Bringing ground breaking
research to life
Creative concept, photography, design and art direction for the 2018 edition of dKin – the annual advancement magazine for Deakin University which highlights the global impact of this youthful institution.
This landmark 40th anniversary publication featured 15 global alumni – shot on location in London, Kuala Lumpur, Shanghai, Colombo and Delhi – plus seven ground-breaking research projects. We worked closely with researchers in Melbourne and Geelong to bring their often abstract work to life – from the reinvention of prison systems to reimagining multiculturalism; and from robots with a sense of touch to the role of emoji in criminal prosecutions.
The dark side of emoji
While most people use emojis as a lighthearted means of communication, they are also increasingly being used to bully, harass, defame and threaten. The explosion in the use of emoji has revealed a gap in the law, and researchers at Deakin are working to define their use as evidence in a legal context.

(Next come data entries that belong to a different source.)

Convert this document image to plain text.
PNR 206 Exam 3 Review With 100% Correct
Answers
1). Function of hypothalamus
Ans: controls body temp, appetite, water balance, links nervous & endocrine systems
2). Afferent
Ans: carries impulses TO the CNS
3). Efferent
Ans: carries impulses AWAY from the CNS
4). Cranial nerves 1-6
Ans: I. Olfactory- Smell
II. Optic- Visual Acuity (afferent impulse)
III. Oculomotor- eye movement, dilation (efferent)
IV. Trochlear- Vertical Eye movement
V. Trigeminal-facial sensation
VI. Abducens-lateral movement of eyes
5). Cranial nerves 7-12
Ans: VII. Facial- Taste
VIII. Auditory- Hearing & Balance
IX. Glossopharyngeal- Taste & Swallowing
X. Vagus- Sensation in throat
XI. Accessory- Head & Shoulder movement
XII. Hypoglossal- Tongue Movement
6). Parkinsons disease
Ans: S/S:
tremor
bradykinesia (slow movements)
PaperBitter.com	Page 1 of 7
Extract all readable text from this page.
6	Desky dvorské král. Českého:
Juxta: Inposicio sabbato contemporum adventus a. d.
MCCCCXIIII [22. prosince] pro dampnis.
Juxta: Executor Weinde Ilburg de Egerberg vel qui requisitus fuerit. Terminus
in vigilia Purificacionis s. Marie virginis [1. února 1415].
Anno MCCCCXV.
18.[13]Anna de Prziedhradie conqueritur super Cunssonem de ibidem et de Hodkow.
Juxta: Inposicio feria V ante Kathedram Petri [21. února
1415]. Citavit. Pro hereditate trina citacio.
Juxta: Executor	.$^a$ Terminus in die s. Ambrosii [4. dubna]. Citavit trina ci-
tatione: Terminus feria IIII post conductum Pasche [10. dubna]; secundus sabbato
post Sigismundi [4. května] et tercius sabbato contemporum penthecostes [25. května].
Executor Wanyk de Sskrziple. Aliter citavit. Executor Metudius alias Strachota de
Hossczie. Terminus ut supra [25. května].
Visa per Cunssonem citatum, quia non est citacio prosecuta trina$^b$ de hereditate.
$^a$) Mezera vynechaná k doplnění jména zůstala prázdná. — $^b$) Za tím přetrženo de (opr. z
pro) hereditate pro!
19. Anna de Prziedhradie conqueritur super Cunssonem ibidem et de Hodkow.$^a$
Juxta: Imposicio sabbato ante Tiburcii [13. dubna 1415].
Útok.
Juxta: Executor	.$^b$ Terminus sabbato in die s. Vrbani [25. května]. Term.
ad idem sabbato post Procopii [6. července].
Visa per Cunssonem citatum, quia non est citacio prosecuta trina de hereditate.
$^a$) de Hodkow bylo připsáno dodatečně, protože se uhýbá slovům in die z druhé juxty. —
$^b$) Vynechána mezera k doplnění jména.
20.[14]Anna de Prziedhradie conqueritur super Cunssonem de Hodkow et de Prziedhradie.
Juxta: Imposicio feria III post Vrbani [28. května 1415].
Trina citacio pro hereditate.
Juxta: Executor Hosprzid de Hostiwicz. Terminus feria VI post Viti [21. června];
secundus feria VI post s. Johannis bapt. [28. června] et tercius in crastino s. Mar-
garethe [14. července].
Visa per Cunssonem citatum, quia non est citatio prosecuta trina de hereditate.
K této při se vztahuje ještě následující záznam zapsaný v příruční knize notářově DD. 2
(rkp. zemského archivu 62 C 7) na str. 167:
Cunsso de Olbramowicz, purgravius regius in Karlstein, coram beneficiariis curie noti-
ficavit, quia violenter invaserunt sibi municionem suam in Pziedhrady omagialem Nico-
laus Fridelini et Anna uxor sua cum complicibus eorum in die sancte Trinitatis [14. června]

In the past 10 years, Victoria’s prison population has increased by 70%, but 50% of Victorian prisoners come from just 6% of our postcodes. This research proposes a way to break that cycle of disadvantage in these areas, and how interconnectivity of services can help to solve an incredibly complex issue.
Saving the Baw Baw frog
The Baw Baw frog is only found in the Baw Baw plateau area in the central highlands of Victoria and its population has declined by 98% since the 1980s due to an amphibian fungus. The Baw Baw frog Species Recovery Team is working to save the critically endangered frog, giving evolution a helping hand.
The magic of realism
Magical realist literature interlaces magical elements with real events to expose the fake news of the past. It is quirky and outrageous, but magical realism novels are doing some really serious work – helping us to understand violent histories which have been written out of the history books. Our art direction of this feature saw us producing a surreal scene of real and imagined objects, awash in a sea of words.
The BioKin is a tiny wearable device originally designed to replace green screens for special effects in Hollywood. Thanks to researchers in Deakin’s School of Engineering and their collaboration with the medical industry, this ground-breaking device is instead transforming the lives of people afflicted by Parkinson’s disease, strokes and other neurological problems.
Robots to the rescue
The robotic revolution has arrived, and Deakin is at the forefront with a fleet of robots that have become essential first responders in dangerous situations. Remotely controlled, and equipped with haptic technology to give a sense of touch, these robots are controlled by experts thousands of miles away and are capable of everything from disarming explosive devices through to performing life-saving surgery.